Published in 2022
192 pages
Kristen R. Ghodsee an award-winning author and ethnographer specializing in the lived experiences of socialism and postsocialism in Eastern Europe. She is professor of Russian and East European Studies and a member of the Graduate Group in Anthropology at the University of Pennsylvania. Her articles and essays have been translated into over a dozen languages and have appeared in publications such as Foreign Affairs, Dissent, Jacobin, Ms. Magazine, The New Republic, Le Monde Diplomatique, The Washington Post, and The New York Times. She is the author of nine books, most recently, Second World, Second Sex, and she is the host of the podcast, A.K. 47, which discusses the works of the Russian Bolshevik, Alexandra Kollontai.
She loves popcorn, manual typewriters, and Bassett hounds.
What is this book about?
The overlooked revolutionary women of Eastern Europe and their contribution to socialist feminist history, from the author of Why Women Have Better Sex Under Socialism.

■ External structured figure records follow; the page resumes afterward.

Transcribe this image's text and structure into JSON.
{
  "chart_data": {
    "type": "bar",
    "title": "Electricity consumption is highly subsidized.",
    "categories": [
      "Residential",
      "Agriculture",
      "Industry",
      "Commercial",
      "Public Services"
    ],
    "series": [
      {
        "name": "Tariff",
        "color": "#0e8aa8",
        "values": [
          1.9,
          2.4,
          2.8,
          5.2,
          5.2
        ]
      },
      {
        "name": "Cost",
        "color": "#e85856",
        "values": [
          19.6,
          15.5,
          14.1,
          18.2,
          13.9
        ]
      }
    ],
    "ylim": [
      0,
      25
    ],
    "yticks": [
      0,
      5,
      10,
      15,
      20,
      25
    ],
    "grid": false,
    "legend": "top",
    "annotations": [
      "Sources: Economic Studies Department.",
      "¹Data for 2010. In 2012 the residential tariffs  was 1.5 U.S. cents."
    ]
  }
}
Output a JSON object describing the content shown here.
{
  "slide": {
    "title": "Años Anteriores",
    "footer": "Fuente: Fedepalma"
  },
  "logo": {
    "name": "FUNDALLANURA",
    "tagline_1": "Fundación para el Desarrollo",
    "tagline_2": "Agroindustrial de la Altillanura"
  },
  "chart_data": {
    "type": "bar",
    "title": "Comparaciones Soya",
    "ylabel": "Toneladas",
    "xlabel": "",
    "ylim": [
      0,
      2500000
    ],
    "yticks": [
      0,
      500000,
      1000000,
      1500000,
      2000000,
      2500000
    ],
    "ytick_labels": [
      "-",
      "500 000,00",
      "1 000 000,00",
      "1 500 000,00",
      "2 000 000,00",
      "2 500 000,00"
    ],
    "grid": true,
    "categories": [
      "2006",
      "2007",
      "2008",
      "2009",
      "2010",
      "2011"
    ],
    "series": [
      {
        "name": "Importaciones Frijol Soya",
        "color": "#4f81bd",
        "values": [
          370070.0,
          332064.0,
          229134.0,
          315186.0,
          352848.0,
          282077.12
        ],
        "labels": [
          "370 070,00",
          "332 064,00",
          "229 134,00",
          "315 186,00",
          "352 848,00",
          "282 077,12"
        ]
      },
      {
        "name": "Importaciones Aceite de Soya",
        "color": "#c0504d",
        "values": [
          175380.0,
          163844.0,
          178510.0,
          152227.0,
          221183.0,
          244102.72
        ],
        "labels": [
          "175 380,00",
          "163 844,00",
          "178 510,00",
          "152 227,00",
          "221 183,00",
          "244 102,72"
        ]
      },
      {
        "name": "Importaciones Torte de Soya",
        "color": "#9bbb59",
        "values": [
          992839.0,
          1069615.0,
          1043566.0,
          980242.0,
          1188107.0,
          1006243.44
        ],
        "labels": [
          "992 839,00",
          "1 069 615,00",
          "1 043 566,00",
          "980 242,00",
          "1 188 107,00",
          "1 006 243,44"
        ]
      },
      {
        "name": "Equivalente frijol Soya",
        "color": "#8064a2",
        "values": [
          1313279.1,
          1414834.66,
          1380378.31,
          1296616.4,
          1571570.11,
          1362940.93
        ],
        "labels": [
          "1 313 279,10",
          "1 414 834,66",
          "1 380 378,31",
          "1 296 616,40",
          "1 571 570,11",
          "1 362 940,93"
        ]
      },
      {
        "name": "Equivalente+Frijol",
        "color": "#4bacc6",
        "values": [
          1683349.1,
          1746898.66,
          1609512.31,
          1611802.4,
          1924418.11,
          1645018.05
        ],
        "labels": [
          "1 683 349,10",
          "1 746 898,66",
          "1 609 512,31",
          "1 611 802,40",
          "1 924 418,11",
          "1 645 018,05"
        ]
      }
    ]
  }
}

Through a series of lively and accessible biographical essays, Red Valkyries explores the history of socialist feminism by examining the revolutionary careers of five prominent socialist women active in the 19th and 20th centuries.
• Alexandra Kollontai, the aristocratic Bolshevik
• Nadezhda Krupskaya, the radical pedagogue
• Inessa Armand, the polyamorous firebrand
• Lyudmila Pavlichenko, the deadly sniper
• Elena Lagadinova, the partisan turned scientist turned global women’s activist
None of these women were “perfect” leftists. Their lives were filled with inner conflicts, contradictions, and sometimes outrageous privilege, but they still managed to move forward their own political projects through perseverance and dedication to their cause.
Always walking a fine line between the need for class solidarity and the desire to force their sometimes callous male colleagues to take women’s issues seriously, these five women fought for social change with important lessons for feminist activists today.
In brief conversational chapters Ghodsee tells the story of the personal challenges faced by earlier generations of socialist and communist women and renders the big ideas of socialist feminism accessible to those newly inspired by the emancipatory politics of left feminist movements around the globe.